Wenn Sie eine der folgenden, nicht schwerwiegenden Nebenwirkungen bemerken, wenden Sie sich an Ihren Arzt und/oder suchen ärztlichen Rat:
Gelegentlich (können bis zu 1 von 100 Personen betreffen) Reizbarkeit, Nervosität, Unruhe, Schlaflosigkeit, ungewöhnliche Träume, Albträume, Angst, Migräne, Kopfschmerzen, Lethargie (Müdigkeit, Energiemangel), Unruhe verbunden mit erhöhter Aktivität, Schwindelgefühl, Müdigkeit, hoher Blutdruck, Bauchschmerzen, Verdauungsbeschwerden, Mundgeschwüre, Mundtrockenheit, Übelkeit, Blutbildveränderungen, die zu gelblicher Verfärbung der Haut oder Augen führen können, Hautentzündung, nächtliches Schwitzen, Juckreiz, Hautausschlag, trockene Haut, Schmerzen in den Gliedmaßen, Ausscheidung von Glucose im Urin, zu viel Protein im Urin, Wechseljahresbeschwerden, Schwächegefühl, anormale Leberfunktion und Gewichtszunahme.

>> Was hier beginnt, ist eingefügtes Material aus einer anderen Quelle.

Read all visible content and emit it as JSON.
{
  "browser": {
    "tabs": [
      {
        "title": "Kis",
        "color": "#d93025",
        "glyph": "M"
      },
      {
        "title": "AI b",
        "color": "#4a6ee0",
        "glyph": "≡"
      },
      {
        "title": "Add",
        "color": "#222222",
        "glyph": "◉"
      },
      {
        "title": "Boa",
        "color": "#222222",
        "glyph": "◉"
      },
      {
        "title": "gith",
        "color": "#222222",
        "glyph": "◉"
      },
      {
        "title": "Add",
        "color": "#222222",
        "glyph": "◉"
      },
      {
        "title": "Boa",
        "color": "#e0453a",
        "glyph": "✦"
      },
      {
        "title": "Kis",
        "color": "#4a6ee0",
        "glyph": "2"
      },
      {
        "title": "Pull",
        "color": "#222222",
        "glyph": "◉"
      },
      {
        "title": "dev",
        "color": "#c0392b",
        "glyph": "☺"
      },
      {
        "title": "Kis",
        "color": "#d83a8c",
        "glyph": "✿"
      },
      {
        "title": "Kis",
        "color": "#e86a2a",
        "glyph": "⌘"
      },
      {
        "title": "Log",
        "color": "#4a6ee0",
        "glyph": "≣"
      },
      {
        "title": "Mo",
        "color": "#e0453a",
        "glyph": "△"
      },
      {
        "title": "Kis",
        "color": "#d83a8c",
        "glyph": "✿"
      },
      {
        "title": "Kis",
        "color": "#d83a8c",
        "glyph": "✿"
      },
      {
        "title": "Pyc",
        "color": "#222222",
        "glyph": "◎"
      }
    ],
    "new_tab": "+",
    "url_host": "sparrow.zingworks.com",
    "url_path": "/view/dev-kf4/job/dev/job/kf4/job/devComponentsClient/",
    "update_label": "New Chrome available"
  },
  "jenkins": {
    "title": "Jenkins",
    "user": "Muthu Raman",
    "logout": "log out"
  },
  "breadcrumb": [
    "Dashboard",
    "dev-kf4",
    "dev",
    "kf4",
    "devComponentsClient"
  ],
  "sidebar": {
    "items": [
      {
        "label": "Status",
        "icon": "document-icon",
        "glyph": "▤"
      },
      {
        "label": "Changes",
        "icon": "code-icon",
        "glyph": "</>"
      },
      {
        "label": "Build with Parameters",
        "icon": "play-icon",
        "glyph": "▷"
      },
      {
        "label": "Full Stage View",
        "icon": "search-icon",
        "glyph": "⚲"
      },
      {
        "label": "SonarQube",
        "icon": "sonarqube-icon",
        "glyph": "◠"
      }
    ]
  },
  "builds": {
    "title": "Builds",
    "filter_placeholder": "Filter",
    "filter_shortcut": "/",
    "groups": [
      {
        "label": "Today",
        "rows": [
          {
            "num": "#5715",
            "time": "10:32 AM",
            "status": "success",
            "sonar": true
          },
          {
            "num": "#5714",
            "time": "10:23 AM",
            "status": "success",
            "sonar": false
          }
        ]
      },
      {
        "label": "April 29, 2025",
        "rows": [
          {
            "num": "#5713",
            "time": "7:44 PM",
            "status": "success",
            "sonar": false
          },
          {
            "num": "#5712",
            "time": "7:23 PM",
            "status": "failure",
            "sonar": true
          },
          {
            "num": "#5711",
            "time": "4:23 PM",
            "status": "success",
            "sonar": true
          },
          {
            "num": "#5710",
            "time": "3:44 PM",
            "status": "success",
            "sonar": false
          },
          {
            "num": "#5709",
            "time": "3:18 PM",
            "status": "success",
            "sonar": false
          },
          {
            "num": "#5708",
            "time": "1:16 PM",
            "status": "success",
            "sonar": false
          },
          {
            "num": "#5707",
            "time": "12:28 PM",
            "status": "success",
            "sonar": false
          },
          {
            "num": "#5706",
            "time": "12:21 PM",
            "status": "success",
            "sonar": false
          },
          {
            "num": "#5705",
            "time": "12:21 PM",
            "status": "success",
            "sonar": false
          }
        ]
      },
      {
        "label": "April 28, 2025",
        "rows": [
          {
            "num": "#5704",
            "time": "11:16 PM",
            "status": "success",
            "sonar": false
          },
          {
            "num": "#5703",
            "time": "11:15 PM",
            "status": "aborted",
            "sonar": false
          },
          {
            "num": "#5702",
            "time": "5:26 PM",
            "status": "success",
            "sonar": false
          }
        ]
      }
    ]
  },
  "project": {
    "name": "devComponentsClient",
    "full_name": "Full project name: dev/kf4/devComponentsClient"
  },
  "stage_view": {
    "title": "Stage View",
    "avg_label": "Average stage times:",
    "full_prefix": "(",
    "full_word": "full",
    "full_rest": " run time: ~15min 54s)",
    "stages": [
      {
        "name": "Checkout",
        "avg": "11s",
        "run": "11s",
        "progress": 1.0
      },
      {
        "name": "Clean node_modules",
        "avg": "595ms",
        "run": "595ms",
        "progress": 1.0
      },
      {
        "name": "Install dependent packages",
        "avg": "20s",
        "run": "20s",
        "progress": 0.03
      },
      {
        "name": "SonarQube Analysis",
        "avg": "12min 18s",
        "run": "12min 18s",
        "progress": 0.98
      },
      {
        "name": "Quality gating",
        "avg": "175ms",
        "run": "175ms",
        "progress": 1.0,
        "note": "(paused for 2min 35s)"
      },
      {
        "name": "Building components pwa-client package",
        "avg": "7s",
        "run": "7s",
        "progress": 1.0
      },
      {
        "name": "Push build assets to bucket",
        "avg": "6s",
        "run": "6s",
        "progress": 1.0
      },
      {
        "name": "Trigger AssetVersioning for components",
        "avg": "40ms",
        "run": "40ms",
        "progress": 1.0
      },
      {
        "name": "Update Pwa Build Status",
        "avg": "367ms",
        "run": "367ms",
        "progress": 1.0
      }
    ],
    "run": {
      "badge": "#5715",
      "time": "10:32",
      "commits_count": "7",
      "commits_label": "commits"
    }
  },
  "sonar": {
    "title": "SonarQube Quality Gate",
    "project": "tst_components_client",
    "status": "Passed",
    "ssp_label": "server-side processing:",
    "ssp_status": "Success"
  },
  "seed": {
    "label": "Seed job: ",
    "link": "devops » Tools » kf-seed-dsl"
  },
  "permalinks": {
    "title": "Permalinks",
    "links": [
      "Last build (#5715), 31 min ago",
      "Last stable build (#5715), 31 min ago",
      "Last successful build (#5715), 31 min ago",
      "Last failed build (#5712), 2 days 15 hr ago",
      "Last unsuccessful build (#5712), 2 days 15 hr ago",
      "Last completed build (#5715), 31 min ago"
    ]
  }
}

Selten (können bis zu 1 von 1000 Personen betreffen) Gürtelrose, hohe Spiegel bestimmter Fettstoffe im Blut, Stimmungsänderung, Aggressivität, Unruhe, Weinen, Stresssymptome, Aufwachen am frühen Morgen, gesteigerter Sexualtrieb, Niedergeschlagenheit, Gedächtnisstörungen, Aufmerksamkeitsstörungen, traumhafter Zustand, Restless-Legs-Syndrom, schlechte Schlafqualität, Kribbelgefühl, tränende Augen, Schwindelgefühl beim Aufstehen oder Hinsetzen aus dem Liegen, Hitzewallungen, saures Aufstoßen, Magenerkrankungen, Blasenbildung im Mund, Zungengeschwüre, Magenverstimmung, Erbrechen, ungewöhnliche Darmgeräusche, Blähungen, verstärkte Speichelproduktion, Mundgeruch, Bauchbeschwerden, Magenbeschwerden, Magenschleimhautentzündung, Ekzem, Hautausschlag, Hautentzündung an der Hand, juckender Hautausschlag, Nagelerkrankungen, Gelenkentzündung, Muskelkrämpfe, Nackenschmerzen, nächtliche Krämpfe, Ausscheidung großer Urinmengen, Blasenentleerung während der Nacht, anhaltende Erektion, die schmerzhaft sein kann, Entzündung der Prostata, Müdigkeit, Schmerzen, Durst, erhöhte Werte der Leberenzyme, anormale Werte der Elektrolyte im Blut und anormale Werte bei Laboruntersuchungen.